Eight months after joining Slimming World, though I was 4st lighter, my head hadn’t quite caught up with my body – I was wearing the same old maternity clothes. ‘I think you might need to go shopping,’ one of my friends at group said. And when I looked down at my clothes, which were hanging off me, I knew she was right. I’d won a place at the Manchester School of Art and moving away to start my first term was the perfect excuse to reinvent my look. Surrounded by other creative people, I came into my own. I threw myself into the student lifestyle, never getting round to finding a new Slimming World group, and I could see my new waist beginning to disappear as I matched my uni friends’ pints of lager and takeaway pizzas.
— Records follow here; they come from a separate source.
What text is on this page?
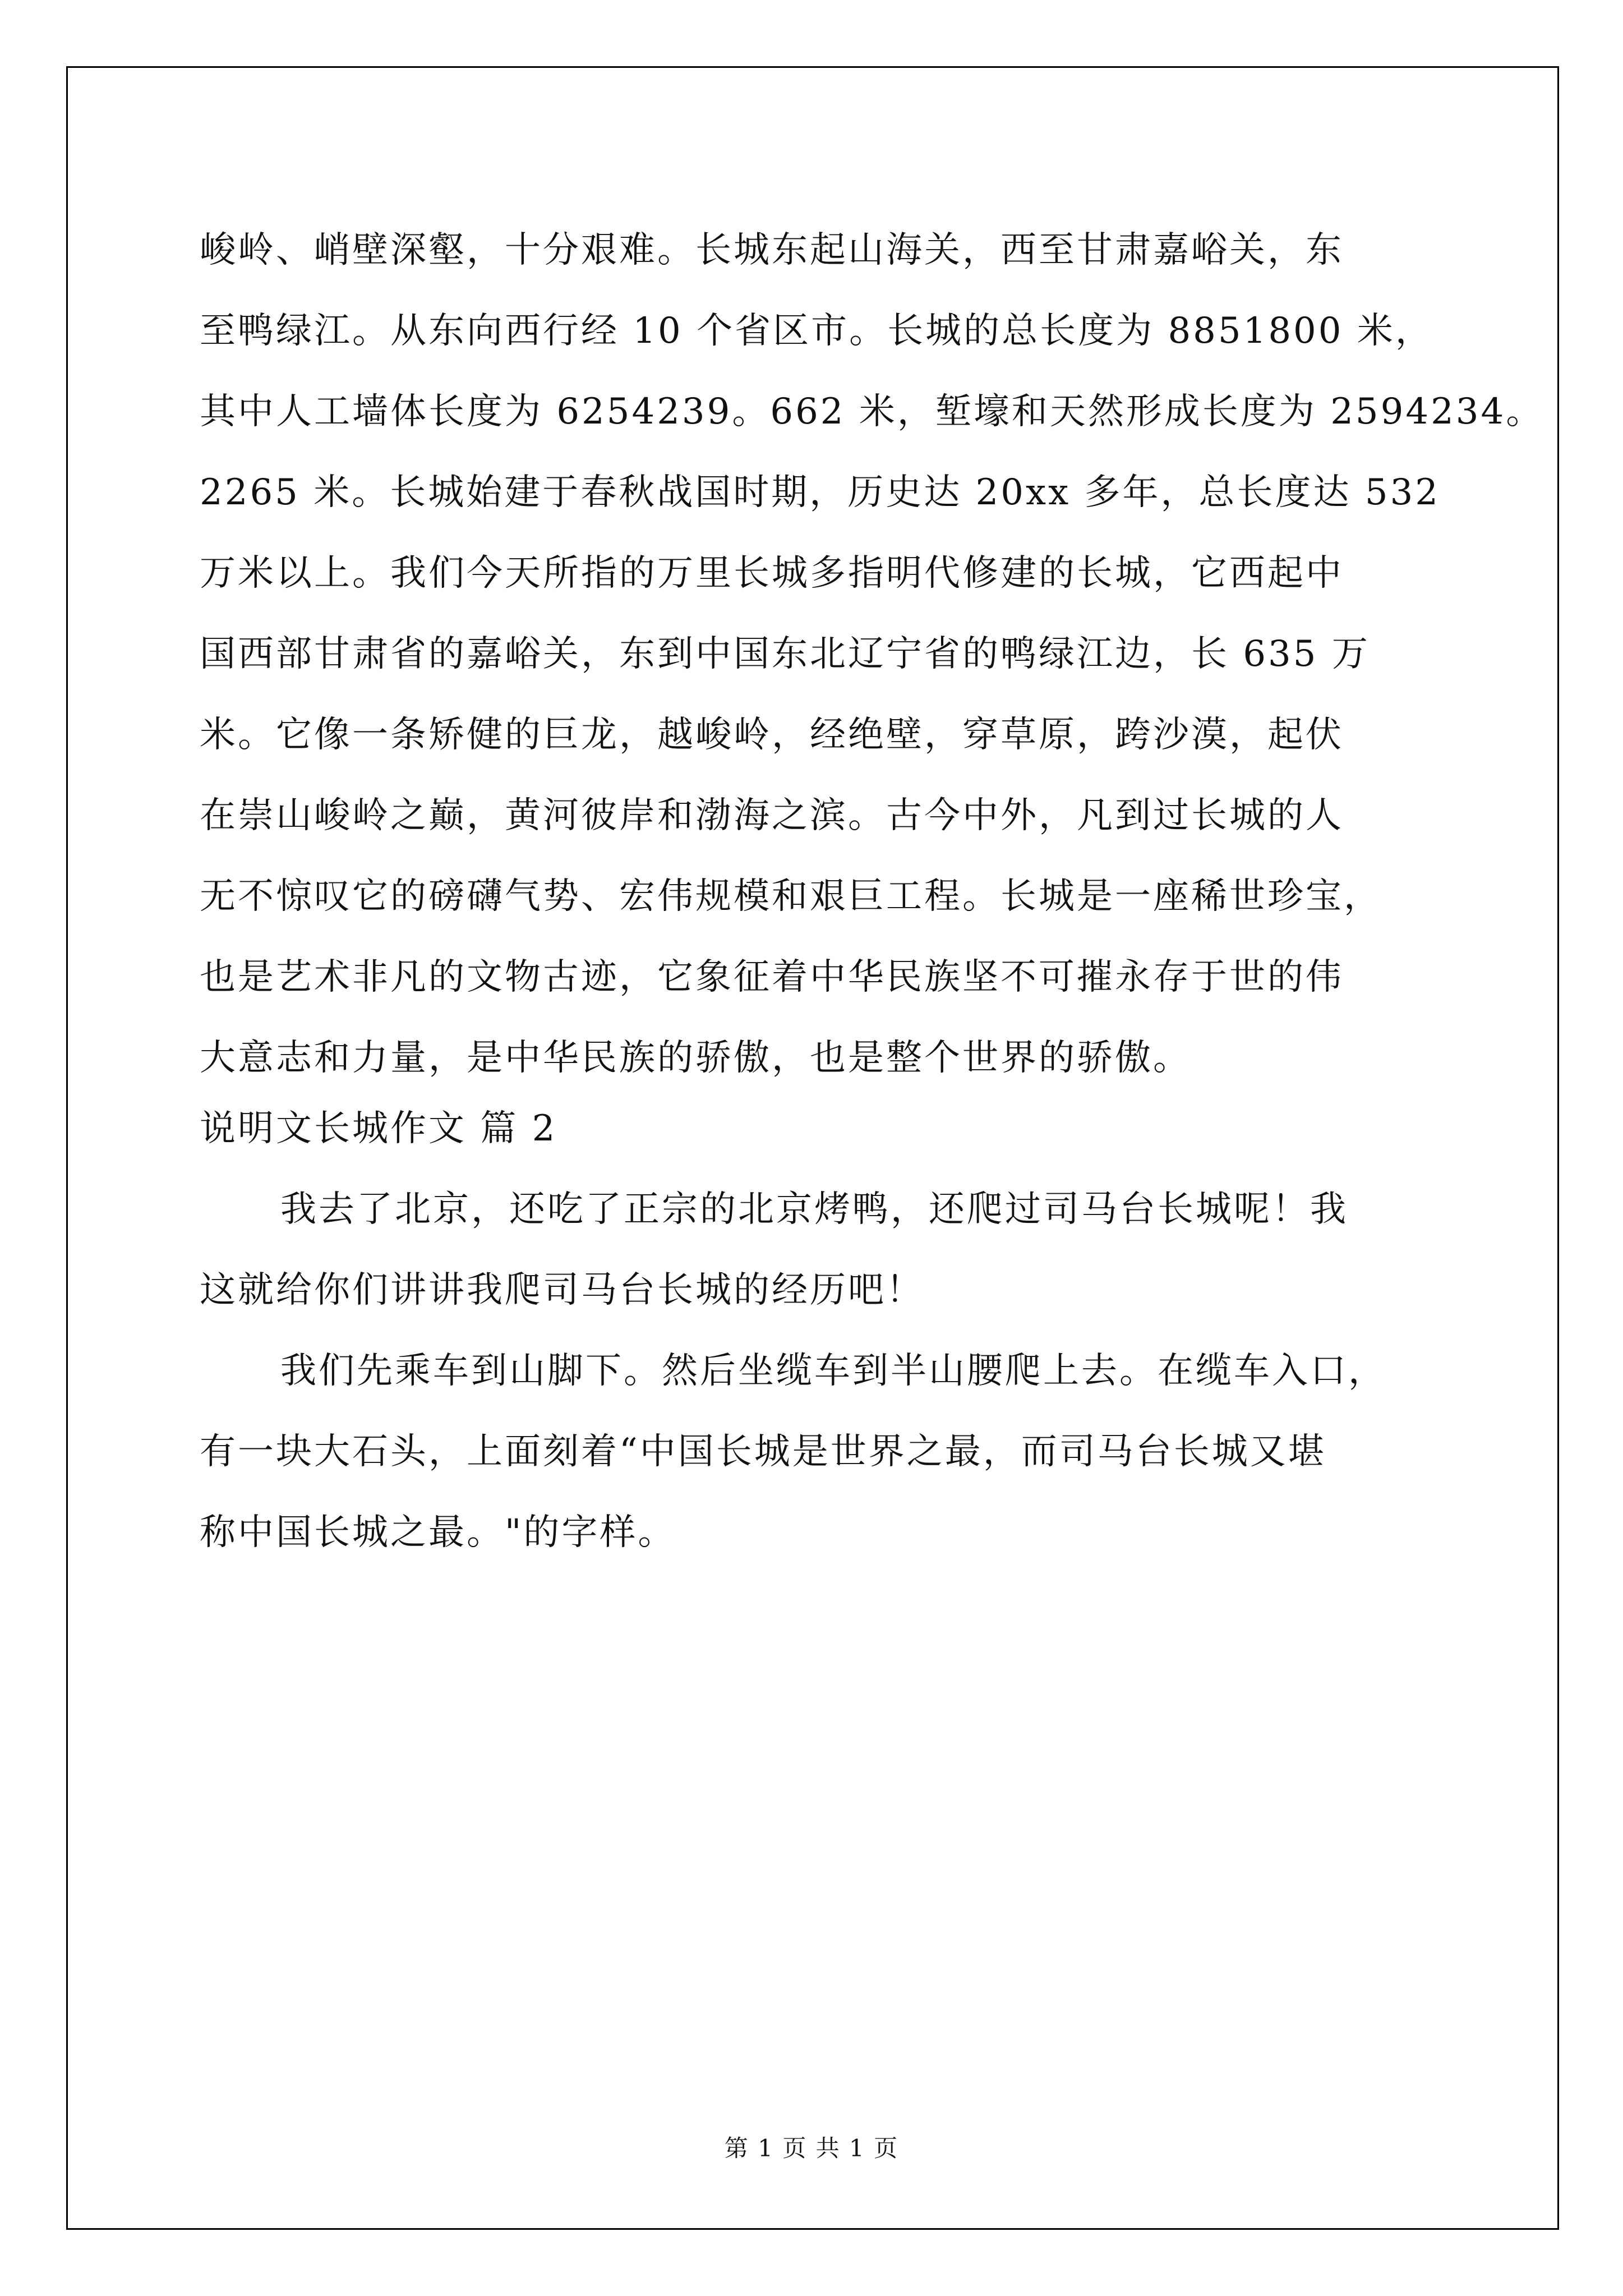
峻岭、峭壁深壑，十分艰难。长城东起山海关，西至甘肃嘉峪关，东
至鸭绿江。从东向西行经 10 个省区市。长城的总长度为 8851800 米，
其中人工墙体长度为 6254239。662 米，堑壕和天然形成长度为 2594234。
2265 米。长城始建于春秋战国时期，历史达 20xx 多年，总长度达 532
万米以上。我们今天所指的万里长城多指明代修建的长城，它西起中
国西部甘肃省的嘉峪关，东到中国东北辽宁省的鸭绿江边，长 635 万
米。它像一条矫健的巨龙，越峻岭，经绝壁，穿草原，跨沙漠，起伏
在崇山峻岭之巅，黄河彼岸和渤海之滨。古今中外，凡到过长城的人
无不惊叹它的磅礴气势、宏伟规模和艰巨工程。长城是一座稀世珍宝，
也是艺术非凡的文物古迹，它象征着中华民族坚不可摧永存于世的伟
大意志和力量，是中华民族的骄傲，也是整个世界的骄傲。
说明文长城作文 篇 2
我去了北京，还吃了正宗的北京烤鸭，还爬过司马台长城呢！我
这就给你们讲讲我爬司马台长城的经历吧！
我们先乘车到山脚下。然后坐缆车到半山腰爬上去。在缆车入口，
有一块大石头，上面刻着“中国长城是世界之最，而司马台长城又堪
称中国长城之最。"的字样。
第 1 页 共 1 页
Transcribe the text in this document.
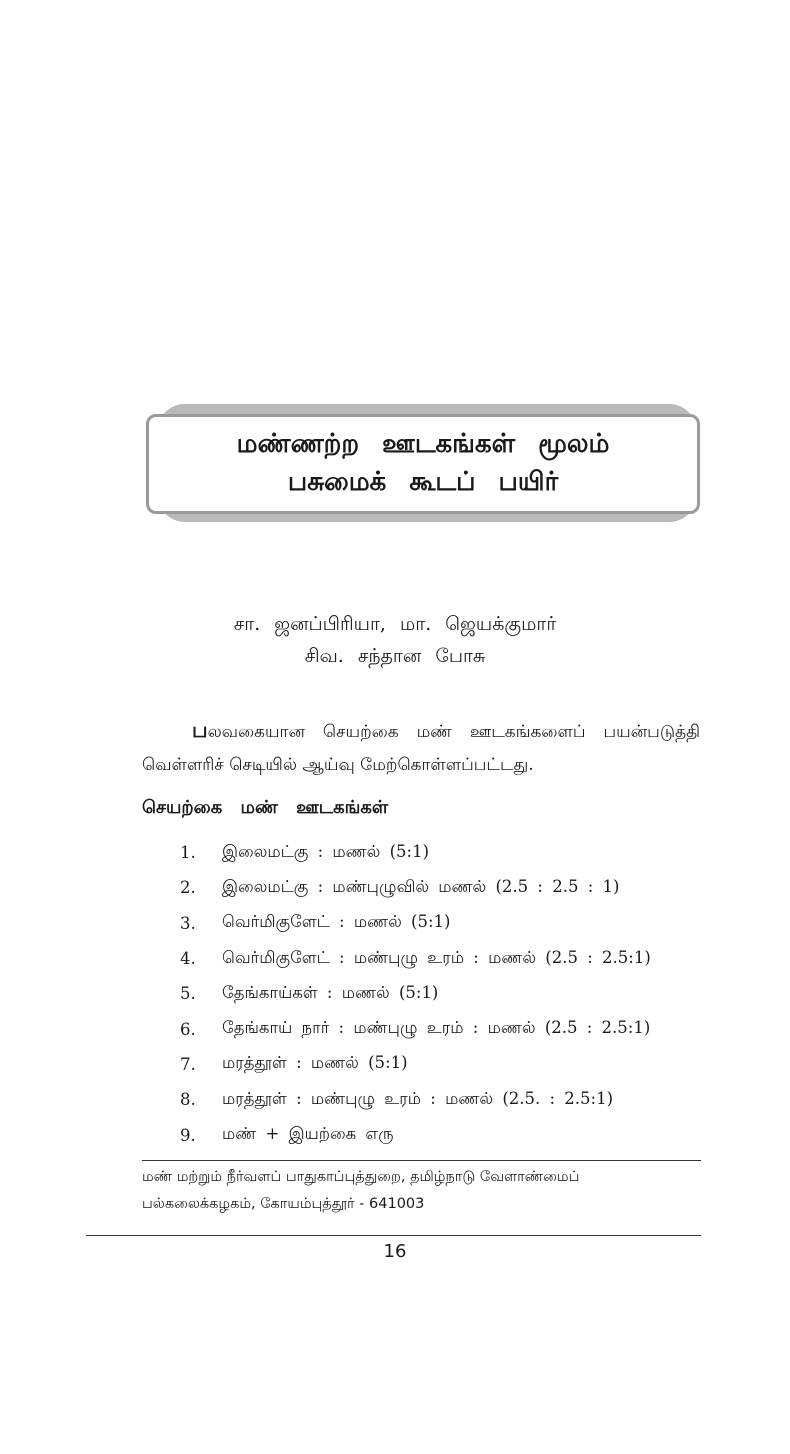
மண்ணற்ற ஊடகங்கள் மூலம்
பசுமைக் கூடப் பயிர்
சா. ஜனப்பிரியா, மா. ஜெயக்குமார்
சிவ. சந்தான போசு
பலவகையான செயற்கை மண் ஊடகங்களைப் பயன்படுத்தி வெள்ளரிச் செடியில் ஆய்வு மேற்கொள்ளப்பட்டது.
செயற்கை மண் ஊடகங்கள்
1.	இலைமட்கு : மணல் (5:1)
2.	இலைமட்கு : மண்புழுவில் மணல் (2.5 : 2.5 : 1)
3.	வெர்மிகுளேட் : மணல் (5:1)
4.	வெர்மிகுளேட் : மண்புழு உரம் : மணல் (2.5 : 2.5:1)
5.	தேங்காய்கள் : மணல் (5:1)
6.	தேங்காய் நார் : மண்புழு உரம் : மணல் (2.5 : 2.5:1)
7.	மரத்தூள் : மணல் (5:1)
8.	மரத்தூள் : மண்புழு உரம் : மணல் (2.5. : 2.5:1)
9.	மண் + இயற்கை எரு
மண் மற்றும் நீர்வளப் பாதுகாப்புத்துறை, தமிழ்நாடு வேளாண்மைப்
பல்கலைக்கழகம், கோயம்புத்தூர் - 641003
16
After two terms of worrying that I was going to slip back to my old size, I finally joined a group in Manchester.
I was on a mission and now nothing was going to stand in my way! Every Sunday I wrote a meal plan and got my fruit and veg from the market – my food bill was actually cheaper than before. I made two portions of everything and always tucked one in the freezer, until soon I had a bank of ‘ready meals’ for days when I was extra busy. I also swapped the pints of beer for spirits with diet mixers and passed on the late-night takeaway kebabs.
Bursting with new-found energy, I went swimming for the first time in eight years. Powering up and down the pool in a size-10 costume felt brilliant, and I was amazed when I didn’t get out of breath. Each successful swim gave me more confidence and inspired me to have a go at some of the exercise classes on offer at uni. Every time I tried something new, I loved it, and soon I was doing just about every class going. Legs, bums and tums, Zumba, yoga, Pilates, spin – you name it, I did it.
Recently, I went to a party, wearing a spaghetti-strap dress and neon-green bracelet, with my hair up to show off my cheekbones. Remembering what I used to wear to go out when I was 7st bigger, I couldn’t help smiling at the thought of how much I’d changed.
Now, I’m focusing on my future and wondering where my art degree will take me next. Who knows, because I’ve already learnt that anything is possible if I put my mind to it!